总而言之,TST 是这样的一种数据结构,它:
- Faster than hashing (especially for search misses).
- More space-efficient than R-way tries.
- More flexible than red-black BSTs.
1 | public class TST<Value> { |
Character-Based Operations
以 string 作为键值的 string symbol table implemented with tries 不仅仅支持以 string 为基本单位的操作,更支持基于字符的操作 (character-based operations)。
- Ordered iteration (引入了利用 trie 进行 string sorting 的新思路).
- Do inorder traversal of trie; add keys encountered to a queue.
- Maintain a sequence of characters on path from root to node.
- Prefix matches. Find all keys in a symbol table starting with a given prefix.

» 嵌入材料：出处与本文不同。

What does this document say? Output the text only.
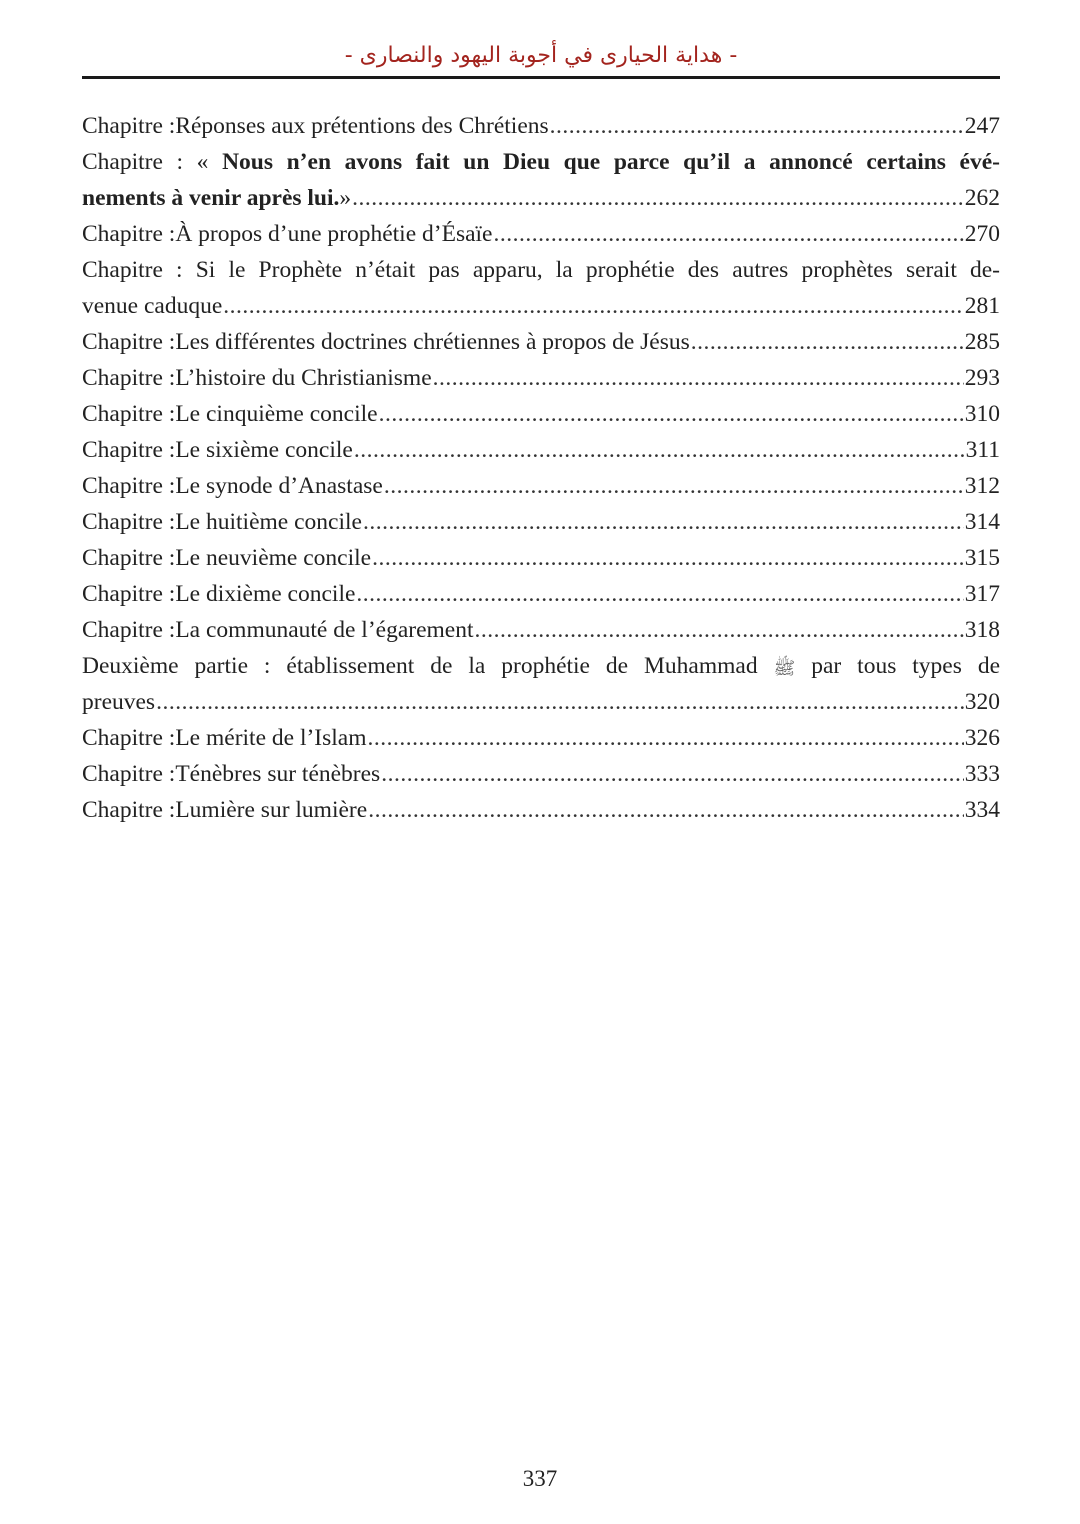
- هداية الحيارى في أجوبة اليهود والنصارى -
Chapitre : Réponses aux prétentions des Chrétiens .....	247
Chapitre : « Nous n’en avons fait un Dieu que parce qu’il a annoncé certains évé-
nements à venir après lui. » .....	262
Chapitre : À propos d’une prophétie d’Ésaïe .....	270
Chapitre : Si le Prophète n’était pas apparu, la prophétie des autres prophètes serait de-
venue caduque .....	281
Chapitre : Les différentes doctrines chrétiennes à propos de Jésus .....	285
Chapitre : L’histoire du Christianisme .....	293
Chapitre : Le cinquième concile .....	310
Chapitre : Le sixième concile .....	311
Chapitre : Le synode d’Anastase .....	312
Chapitre : Le huitième concile .....	314
Chapitre : Le neuvième concile .....	315
Chapitre : Le dixième concile .....	317
Chapitre : La communauté de l’égarement .....	318
Deuxième partie : établissement de la prophétie de Muhammad ﷺ par tous types de
preuves .....	320
Chapitre : Le mérite de l’Islam .....	326
Chapitre : Ténèbres sur ténèbres .....	333
Chapitre : Lumière sur lumière .....	334
337
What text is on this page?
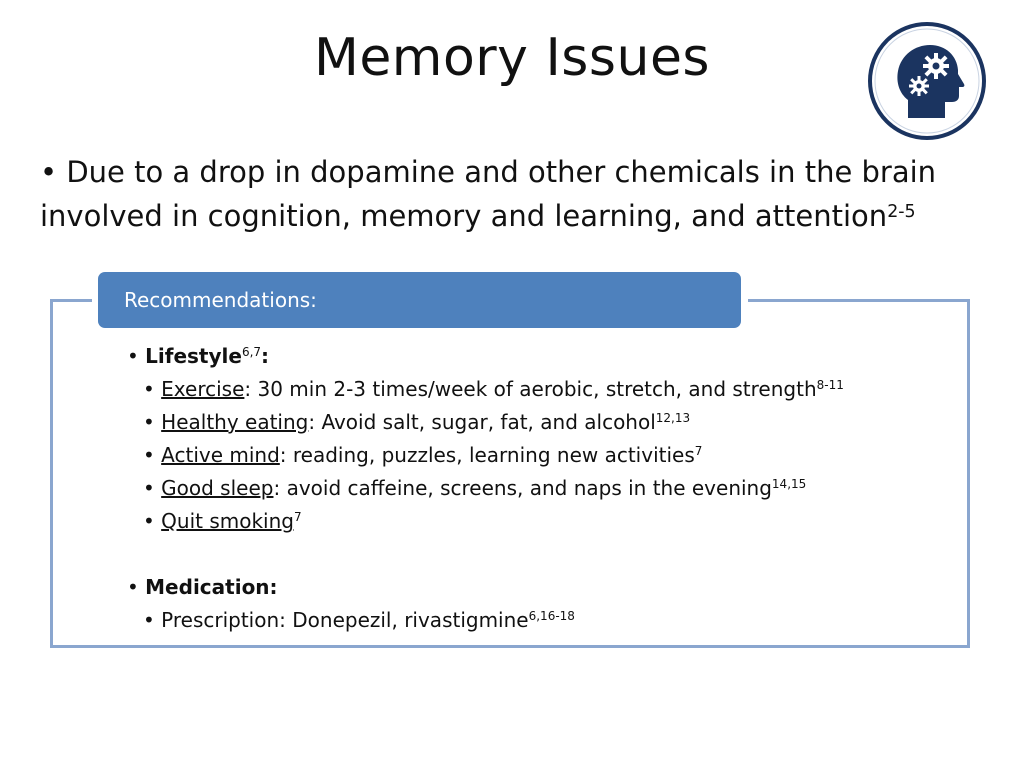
Memory Issues
• Due to a drop in dopamine and other chemicals in the brain involved in cognition, memory and learning, and attention$^{2-5}$
Recommendations:
• Lifestyle$^{6,7}$:
• Exercise: 30 min 2-3 times/week of aerobic, stretch, and strength$^{8-11}$
• Healthy eating: Avoid salt, sugar, fat, and alcohol$^{12,13}$
• Active mind: reading, puzzles, learning new activities$^7$
• Good sleep: avoid caffeine, screens, and naps in the evening$^{14,15}$
• Quit smoking$^7$
• Medication:
• Prescription: Donepezil, rivastigmine$^{6,16-18}$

- Longest prefix. Find longest key in symbol table that is a prefix of query string.
- T9 texting.
- Multi-tap input. 不断按某键直到切换到想要的字母。
- T9 text input. Find all words that correspond to given sequence of numbers.
- Patricia trie (crit-bit tree, radix tree). 将 trie 上的 internal one-way branching (象征着多个字符串的共同前缀) 压缩成一个节点,提升了 trie 的空间利用率。
- Suffix tree. Patricia trie of suffixes of a string; can be constructed in linear time.
最后,我们再来对 string symbol table 的不同实现进行一个全面的比较与总结:
Implementation | Performance Guarantee | Features |
---|---|---|
Red-black BST. | \(\log{N}\) key (string) compares. | Supports ordered symbol table API. |
Hash tables. | constant number of probes. | Requires good hash function for key type. |
R-way tries or TSTs. | \(\log{N}\) characters accessed. | Supports character-based operations. |
Substring Search
Substring search 也是一个相当 fundamental 的字符串问题。用一句话就可以概括:
Brute-force substring search. Check for pattern starting at each text position.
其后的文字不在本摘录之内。